Philadelphia reprized Harris early in free agency with a one-year contract. Harris, who started and played well for the Eagles last season, dipped his toe in the free agency market. He saw what the league saw and figured his best shot at success was to return to Philadelphia with a rising team in Jonathan Gannon’s defense. Deal closed and a win for both sides.

Roseman made the most significant move in free agency early on, signing edge rusher Haason Reddick and adding one of the premier pass-rushing powers to a defense that ranked 31st in quarterback sacks in the NFL a season ago. Reddick was a top target for the team. The Eagles grabbed him and then nibbled away, pinning down Harris and a handful of other key players — like running back Boston Scott, like wide receiver Greg Ward, like defensive end Derek Barnett, like defensive back and special teams core player Andre Chachere. They signed wide receiver Zach Pascal in free agency. They added linebacker Kyzir White. They revised the contracts of veterans Jason Kelce and Fletcher Cox to ensure both are good for 2022.

And then the NFL Draft came along and, well, you know what a hit that weekend was. In addition to hitting five picks, the Eagles also traded wide receiver A.J. Brown and promptly signed him to a 2026 contract extension. In the post-draft period, they added cornerback James Bradberry, who prevailed in a crowded field of interested teams. Now it’s Tartt, who started in the NFC Championship Game for San Francisco and had a total of six tackles and had a chance to go to another Super Bowl right there.

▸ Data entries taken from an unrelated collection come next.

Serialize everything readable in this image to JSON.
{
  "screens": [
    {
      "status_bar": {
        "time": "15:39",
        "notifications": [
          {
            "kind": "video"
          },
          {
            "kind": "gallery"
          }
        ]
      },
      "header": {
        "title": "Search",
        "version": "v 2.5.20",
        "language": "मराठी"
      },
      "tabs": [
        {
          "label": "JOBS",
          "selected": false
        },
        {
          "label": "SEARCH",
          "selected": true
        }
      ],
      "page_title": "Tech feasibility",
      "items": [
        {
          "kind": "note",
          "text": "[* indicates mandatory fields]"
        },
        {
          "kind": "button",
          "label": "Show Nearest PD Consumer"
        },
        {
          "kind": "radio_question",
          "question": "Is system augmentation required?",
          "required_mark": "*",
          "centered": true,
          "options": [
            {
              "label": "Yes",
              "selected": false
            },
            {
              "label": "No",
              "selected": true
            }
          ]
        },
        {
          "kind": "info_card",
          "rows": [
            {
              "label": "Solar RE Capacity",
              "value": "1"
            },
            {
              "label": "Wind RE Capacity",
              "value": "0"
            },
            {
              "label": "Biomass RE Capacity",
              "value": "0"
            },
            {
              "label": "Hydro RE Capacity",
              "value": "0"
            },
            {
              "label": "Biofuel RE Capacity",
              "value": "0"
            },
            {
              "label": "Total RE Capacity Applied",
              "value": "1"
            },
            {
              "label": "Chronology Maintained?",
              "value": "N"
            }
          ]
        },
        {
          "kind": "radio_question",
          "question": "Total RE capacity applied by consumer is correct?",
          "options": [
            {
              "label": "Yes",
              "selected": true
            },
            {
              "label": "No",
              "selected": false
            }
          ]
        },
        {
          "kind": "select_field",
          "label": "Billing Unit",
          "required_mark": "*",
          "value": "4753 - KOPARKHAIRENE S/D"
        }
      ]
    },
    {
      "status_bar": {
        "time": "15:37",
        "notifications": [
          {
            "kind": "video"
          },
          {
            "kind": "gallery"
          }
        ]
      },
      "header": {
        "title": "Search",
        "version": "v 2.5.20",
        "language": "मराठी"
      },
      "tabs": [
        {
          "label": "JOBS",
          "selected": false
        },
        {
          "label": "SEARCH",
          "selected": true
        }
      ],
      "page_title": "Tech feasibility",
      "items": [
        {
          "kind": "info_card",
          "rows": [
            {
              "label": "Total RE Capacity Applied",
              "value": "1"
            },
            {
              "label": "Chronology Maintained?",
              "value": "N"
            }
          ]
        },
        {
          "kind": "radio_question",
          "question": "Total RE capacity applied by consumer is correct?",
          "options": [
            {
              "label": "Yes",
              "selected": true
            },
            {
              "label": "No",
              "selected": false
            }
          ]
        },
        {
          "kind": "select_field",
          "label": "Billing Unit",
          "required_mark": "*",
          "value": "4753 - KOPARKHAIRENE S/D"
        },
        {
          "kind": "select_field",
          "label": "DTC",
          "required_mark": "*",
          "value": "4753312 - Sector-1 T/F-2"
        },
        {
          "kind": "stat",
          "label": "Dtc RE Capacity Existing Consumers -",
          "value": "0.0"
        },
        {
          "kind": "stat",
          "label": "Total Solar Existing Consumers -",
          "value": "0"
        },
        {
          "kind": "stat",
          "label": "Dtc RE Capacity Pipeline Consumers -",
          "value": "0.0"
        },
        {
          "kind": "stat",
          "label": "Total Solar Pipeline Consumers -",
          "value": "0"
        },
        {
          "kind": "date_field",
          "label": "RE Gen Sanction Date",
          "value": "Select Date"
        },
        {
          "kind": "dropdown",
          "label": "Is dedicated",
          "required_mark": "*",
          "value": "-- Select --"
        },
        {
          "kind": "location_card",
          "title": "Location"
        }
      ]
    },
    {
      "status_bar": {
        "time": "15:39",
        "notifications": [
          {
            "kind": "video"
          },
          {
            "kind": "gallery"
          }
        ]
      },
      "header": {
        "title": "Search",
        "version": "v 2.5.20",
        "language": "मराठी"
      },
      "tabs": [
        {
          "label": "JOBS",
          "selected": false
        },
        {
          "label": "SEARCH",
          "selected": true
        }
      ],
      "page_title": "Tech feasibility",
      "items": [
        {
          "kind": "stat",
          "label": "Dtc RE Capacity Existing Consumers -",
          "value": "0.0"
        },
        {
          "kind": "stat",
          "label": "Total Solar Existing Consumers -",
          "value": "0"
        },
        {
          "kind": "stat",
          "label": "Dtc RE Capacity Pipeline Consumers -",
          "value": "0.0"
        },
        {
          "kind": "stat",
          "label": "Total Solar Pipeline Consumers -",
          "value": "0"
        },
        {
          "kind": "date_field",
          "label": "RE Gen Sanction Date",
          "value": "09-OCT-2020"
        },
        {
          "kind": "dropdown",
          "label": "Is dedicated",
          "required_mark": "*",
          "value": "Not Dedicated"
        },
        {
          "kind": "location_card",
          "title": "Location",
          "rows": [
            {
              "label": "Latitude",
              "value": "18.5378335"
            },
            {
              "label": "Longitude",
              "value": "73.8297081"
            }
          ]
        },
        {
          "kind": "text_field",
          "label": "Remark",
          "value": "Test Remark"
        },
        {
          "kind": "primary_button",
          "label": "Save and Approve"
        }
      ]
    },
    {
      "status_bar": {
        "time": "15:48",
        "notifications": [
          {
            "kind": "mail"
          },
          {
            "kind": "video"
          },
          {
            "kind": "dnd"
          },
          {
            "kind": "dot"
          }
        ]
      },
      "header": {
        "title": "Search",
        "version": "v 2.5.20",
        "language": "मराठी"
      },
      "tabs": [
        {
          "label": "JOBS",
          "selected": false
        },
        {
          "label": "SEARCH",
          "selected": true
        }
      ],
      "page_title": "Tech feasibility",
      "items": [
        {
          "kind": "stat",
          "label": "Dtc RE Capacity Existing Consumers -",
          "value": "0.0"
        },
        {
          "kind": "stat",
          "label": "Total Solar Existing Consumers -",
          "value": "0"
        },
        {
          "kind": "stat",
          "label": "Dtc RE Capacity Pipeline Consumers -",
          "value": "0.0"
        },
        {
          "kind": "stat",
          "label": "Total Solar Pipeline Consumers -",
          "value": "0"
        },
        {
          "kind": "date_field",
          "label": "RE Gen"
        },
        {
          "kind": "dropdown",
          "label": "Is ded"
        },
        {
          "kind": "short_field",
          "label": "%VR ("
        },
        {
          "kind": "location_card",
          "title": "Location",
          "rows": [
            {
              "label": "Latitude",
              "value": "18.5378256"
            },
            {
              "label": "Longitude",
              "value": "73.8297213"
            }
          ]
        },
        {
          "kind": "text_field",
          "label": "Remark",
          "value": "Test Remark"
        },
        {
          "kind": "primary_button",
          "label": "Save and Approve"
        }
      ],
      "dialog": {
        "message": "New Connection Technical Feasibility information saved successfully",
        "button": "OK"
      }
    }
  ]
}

As it turned out, if the Eagles had focused their free-hand financial investment on the safety position, in all likelihood they would not have been able to trade for and sign Brown and then add Bradberry and Tartt. Roseman and his associates are reading the security market correctly. There was a vision and an understanding of how everything would play out, and that’s how a deal came about on Friday, with Tartt agreeing to a one-year deal and reuniting with Bradberry – his college teammate at Samford – to defend a player who has since seven NFL seasons, has the versatility Gannon craves, is athletic, and will fit beautifully into a safety picture to watch when training camp begins.

This vision began long before free agency began in March. The Eagles saw the market and played it perfectly, and boom, just like that in the middle of a sleepy week in June (by NFL standards), the defense made an understated move that could pay dividends over the course of a long and grueling NFL season a year 2022.